As we look forward to the anniversary of the Stonewall Uprising and celebrate PRIDE month, I think about progress madebut also about work to be done.
Our Declaration of Independence holds that the inalienable rights of, "Life, Liberty and the pursuit of Happiness" are endowed to ALL humans by their creator at birth. Marriage equality became the law of the land, yet there is still no federal law explicitly protecting LGBTQ communities from discrimination. These communities, therefore, do not enjoy the full breadth of freedoms that this country espouses to guarantee to each and every citizen.
This is not only unacceptable; this is in direct violation of our founding principles.
People have long fought to rid our country of the "except for's""except for Blacks," "except for women" and so forth. Today, we are challenged by the ongoing prejudice that seeks to repudiate the fundamental American dedication to freedom and equality for all.
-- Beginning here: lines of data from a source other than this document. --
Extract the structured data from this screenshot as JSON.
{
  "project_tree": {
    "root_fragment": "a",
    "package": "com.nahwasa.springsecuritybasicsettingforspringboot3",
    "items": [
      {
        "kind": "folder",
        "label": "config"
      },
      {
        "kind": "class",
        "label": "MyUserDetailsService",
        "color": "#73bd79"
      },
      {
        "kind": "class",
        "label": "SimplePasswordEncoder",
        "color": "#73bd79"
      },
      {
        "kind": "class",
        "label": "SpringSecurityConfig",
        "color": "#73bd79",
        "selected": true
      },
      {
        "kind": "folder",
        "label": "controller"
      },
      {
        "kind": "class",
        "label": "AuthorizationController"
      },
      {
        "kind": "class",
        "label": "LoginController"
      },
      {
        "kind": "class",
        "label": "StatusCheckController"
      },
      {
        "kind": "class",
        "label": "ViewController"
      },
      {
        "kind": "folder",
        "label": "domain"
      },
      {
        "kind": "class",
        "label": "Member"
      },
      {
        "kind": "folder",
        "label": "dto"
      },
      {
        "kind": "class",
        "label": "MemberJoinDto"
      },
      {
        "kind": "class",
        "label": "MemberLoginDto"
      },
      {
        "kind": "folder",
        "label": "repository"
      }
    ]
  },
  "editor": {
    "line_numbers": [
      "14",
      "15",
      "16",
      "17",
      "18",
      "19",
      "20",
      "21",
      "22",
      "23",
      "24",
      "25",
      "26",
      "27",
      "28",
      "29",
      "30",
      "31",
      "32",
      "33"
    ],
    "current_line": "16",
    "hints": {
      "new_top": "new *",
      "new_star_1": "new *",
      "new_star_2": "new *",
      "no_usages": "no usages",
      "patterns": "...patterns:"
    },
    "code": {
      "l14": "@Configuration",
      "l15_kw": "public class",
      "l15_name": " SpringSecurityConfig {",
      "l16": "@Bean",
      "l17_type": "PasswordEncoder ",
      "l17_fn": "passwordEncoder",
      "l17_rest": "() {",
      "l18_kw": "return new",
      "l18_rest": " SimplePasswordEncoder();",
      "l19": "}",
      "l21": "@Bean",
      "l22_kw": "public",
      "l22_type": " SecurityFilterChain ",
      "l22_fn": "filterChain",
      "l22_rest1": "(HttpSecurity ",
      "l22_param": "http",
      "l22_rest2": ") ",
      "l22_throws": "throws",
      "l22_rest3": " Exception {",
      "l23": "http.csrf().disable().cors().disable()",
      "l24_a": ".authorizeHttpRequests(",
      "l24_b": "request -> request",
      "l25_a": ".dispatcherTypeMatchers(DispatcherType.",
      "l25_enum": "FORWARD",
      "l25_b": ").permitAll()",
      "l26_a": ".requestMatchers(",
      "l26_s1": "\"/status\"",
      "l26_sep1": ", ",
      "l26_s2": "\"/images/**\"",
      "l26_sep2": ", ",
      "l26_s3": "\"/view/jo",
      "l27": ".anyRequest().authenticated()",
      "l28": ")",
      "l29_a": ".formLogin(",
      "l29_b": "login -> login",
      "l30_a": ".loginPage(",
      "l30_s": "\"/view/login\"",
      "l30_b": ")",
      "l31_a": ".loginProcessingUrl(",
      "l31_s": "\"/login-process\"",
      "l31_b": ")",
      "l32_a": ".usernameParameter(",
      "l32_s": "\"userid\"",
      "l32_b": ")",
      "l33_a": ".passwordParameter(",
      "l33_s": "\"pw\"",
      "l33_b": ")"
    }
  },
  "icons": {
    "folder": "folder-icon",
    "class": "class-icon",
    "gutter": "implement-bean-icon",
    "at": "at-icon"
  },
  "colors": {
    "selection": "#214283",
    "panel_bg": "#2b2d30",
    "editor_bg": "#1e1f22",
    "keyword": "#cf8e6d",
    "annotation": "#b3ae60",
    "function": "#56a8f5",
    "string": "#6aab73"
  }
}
The idea that there should be God-given life, liberty and pursuit of happiness, "except for them," is a stain on our national character.
Rights are rights. I have been working for fundamental rights for LGBTQ communities since the 1980s and, as president, I will continue that work.
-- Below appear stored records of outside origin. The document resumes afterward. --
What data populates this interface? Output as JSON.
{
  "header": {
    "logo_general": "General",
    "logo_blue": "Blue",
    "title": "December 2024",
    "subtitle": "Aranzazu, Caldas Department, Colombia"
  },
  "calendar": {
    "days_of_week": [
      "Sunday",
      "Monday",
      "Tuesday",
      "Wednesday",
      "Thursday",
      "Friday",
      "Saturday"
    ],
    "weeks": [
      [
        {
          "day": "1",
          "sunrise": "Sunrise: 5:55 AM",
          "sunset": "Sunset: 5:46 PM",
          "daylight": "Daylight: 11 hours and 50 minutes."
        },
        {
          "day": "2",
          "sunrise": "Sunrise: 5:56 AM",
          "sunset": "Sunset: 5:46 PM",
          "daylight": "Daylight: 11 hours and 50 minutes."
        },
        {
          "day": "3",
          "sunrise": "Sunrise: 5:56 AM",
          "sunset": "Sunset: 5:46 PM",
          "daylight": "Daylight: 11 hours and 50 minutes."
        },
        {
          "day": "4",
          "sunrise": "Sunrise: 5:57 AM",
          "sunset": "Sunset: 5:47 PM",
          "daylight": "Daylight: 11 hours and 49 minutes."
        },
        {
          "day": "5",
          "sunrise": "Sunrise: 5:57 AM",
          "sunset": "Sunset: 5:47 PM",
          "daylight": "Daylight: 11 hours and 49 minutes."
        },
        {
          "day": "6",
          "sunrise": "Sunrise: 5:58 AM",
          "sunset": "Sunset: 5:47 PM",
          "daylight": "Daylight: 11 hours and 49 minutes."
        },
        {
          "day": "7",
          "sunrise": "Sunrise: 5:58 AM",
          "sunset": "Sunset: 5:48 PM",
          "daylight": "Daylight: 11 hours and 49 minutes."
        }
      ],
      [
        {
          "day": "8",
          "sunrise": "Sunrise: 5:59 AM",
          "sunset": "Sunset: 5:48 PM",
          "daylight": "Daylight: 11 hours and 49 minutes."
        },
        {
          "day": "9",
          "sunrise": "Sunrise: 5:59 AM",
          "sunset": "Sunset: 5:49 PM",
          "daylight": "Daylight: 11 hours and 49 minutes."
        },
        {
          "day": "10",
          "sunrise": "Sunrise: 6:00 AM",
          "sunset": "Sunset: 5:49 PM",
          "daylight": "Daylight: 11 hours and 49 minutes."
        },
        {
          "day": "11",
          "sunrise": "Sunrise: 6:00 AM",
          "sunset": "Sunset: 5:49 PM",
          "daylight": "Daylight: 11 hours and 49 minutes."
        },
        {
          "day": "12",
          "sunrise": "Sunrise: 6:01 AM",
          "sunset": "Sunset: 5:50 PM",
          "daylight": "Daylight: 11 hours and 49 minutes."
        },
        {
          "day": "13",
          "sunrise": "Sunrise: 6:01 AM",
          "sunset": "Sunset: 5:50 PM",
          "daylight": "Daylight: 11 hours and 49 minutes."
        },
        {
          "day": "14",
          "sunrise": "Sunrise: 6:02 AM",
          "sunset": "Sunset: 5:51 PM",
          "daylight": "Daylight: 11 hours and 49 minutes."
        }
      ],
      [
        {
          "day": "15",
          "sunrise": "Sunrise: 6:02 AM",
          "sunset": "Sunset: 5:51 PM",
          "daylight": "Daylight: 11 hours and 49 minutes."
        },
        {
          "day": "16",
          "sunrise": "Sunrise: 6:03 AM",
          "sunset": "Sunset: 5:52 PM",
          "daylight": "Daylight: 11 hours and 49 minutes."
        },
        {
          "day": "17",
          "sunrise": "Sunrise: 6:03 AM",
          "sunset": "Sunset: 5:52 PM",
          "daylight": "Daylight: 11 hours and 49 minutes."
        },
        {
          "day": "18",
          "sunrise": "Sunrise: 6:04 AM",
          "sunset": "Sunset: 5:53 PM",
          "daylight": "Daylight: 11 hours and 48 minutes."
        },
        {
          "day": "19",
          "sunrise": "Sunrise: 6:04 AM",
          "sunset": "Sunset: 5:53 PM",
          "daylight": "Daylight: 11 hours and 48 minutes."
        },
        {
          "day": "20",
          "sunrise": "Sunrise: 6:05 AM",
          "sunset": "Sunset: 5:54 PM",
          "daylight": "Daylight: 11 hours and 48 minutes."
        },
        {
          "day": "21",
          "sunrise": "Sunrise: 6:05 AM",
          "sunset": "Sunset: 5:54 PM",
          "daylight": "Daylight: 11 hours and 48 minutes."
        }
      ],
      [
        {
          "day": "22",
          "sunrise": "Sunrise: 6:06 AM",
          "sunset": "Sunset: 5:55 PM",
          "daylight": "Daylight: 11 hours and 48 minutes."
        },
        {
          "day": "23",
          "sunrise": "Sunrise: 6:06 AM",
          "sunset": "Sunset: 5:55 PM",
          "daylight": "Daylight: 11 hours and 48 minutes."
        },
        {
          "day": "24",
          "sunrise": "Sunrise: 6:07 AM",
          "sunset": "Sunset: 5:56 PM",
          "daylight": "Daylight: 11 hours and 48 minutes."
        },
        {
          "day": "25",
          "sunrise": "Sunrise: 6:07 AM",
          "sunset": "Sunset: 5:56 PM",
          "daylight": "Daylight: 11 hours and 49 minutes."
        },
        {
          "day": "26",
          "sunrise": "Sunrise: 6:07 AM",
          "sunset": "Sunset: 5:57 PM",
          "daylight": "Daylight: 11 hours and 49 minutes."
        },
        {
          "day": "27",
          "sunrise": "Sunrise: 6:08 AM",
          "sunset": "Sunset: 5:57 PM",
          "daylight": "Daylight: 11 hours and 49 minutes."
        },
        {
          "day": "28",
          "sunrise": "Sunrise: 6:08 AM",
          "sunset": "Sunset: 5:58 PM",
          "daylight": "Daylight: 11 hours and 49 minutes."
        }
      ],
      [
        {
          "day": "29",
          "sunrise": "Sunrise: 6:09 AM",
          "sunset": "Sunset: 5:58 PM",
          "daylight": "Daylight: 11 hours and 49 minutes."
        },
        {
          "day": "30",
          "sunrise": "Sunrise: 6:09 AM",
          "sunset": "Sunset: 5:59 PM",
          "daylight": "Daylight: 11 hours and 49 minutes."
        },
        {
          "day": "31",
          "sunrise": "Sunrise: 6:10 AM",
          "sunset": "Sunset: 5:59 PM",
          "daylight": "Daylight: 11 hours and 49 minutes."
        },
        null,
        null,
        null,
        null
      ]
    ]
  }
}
I have been an HIV- and LGBTQ-rights activist since the 1980s, when I founded Project Angel Food, which has now served more than 11 million meals. When I began speaking in 1983, I was at a place called the Philosophical Research Society in the Los Feliz area of Los Angeles. Not long after I began speaking, the AIDS crisis burst onto the scene. Organized religious institutions were profoundly silent for quite a while. Los Angeles was so hard hit by AIDS and there was a young woman, myself, who talked about a God who loved us no matter what, and who works miracles. So, people affected by the virus, particularly gay men, began flocking to my lectures. And that was simply the river that flowed to my door.
The suffering, death and illness around me gave me the idea of starting a nonprofit organization to provide non-medical support services to people with life-challenging illnesses. When I first did it, I wasn't even thinking about AIDS specifically. But, at our first fundraiser, when I saw who showed up, who gave the party, who did the work, I looked around and I thought, Oh my god. This is the AIDS community. I knew that Project Angel Food was theirs.
At that time, for some of those young men, telling their parents they were gay was as traumatic as telling their parents they were dying. So it was like being in a war zone, and all we had was love for each other. It was a very profound experience. I was marked forever by that experience.
The love I felt from those days propels me now to continue working for full rights and fair treatment for all as I run to be your president.
Marianne Williamson is a best-selling author, lecturer, non-profit activist and 2020 Democratic presidential candidate.